Walter Schmidt ist ein Mann alter Schule: Er hat die Rente erreicht, ohne zu wissen, wie man sich eine Tütensuppe macht und ohne jemals einen Staubsauger bedient zu haben. Schließlich war da immer seine Ehefrau Barbara. Doch die steht eines Morgens nicht mehr auf. Und von da an wird alles anders.

Mit bitterbösem Witz und großer Warmherzigkeit zugleich erzählt Alina Bronsky, wie sich der unnahbare Walter Schmidt am Ende seines Lebens plötzlich neu erfinden muss: als Pflegekraft, als Hausmann und fürsorglicher Partner, der er nie gewesen ist in all den gemeinsamen Jahren mit Barbara.
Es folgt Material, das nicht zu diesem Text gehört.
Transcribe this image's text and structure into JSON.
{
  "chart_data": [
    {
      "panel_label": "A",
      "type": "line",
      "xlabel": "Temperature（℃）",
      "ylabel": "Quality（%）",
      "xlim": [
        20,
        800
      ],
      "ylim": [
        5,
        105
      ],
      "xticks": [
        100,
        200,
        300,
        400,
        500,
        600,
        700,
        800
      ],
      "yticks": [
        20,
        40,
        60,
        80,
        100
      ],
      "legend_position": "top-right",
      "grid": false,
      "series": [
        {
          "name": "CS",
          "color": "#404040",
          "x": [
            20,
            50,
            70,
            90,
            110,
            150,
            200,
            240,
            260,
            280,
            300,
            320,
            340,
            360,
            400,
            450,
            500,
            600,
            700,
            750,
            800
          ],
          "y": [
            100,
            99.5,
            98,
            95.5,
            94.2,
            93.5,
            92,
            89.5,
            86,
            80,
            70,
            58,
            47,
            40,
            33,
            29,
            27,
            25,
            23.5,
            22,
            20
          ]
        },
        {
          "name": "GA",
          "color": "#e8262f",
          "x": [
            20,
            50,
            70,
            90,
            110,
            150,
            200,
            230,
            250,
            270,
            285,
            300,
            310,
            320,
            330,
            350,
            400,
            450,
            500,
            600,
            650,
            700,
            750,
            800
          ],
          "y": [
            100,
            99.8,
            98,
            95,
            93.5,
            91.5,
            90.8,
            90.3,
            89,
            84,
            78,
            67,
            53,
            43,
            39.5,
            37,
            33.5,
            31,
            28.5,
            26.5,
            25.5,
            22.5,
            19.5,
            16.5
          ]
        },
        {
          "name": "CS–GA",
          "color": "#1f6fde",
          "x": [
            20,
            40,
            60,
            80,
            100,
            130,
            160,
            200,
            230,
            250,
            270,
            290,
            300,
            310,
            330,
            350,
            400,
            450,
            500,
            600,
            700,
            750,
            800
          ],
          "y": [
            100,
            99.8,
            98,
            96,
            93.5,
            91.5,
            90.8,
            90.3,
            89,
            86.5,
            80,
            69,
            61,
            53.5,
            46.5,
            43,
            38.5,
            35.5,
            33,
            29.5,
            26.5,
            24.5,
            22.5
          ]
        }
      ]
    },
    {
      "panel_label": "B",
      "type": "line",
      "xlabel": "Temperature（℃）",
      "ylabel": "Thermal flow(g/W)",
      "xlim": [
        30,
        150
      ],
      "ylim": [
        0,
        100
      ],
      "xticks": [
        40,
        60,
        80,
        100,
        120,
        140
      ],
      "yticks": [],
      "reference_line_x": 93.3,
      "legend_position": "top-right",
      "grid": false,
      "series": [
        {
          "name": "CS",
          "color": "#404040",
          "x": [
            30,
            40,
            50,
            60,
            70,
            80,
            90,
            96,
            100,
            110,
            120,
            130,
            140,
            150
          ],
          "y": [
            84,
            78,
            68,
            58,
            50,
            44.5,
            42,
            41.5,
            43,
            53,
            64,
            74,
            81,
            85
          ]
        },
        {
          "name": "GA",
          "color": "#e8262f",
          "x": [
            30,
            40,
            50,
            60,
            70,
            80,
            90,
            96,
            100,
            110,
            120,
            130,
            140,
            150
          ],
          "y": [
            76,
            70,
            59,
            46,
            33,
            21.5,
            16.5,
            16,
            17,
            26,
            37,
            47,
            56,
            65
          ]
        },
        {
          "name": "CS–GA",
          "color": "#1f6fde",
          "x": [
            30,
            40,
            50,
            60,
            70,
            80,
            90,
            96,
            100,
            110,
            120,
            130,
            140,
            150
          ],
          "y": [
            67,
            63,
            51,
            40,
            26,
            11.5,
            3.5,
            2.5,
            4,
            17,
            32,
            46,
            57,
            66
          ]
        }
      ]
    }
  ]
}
Und natürlich geht nicht nur in der Küche alles schief. Doch dann entdeckt Walter den Fernsehkoch Medinski und dessen Facebook-Seite, auf der er schon bald nicht nur Schritt-für-Schritt-Anleitungen findet, sondern auch unverhofften Beistand. Nach und nach beginnt Walters raue Fassade zu bröckeln – und mit ihr die alten Gewissheiten über sein Leben und seine Familie.

»Barbara stirbt nicht« ist das urkomische Porträt einer Ehe, deren jahrzehntelange Routinen mit einem Schlag außer Kraft gesetzt werden, und ein berührender Roman über die Chancen eines unfreiwilligen Neuanfangs.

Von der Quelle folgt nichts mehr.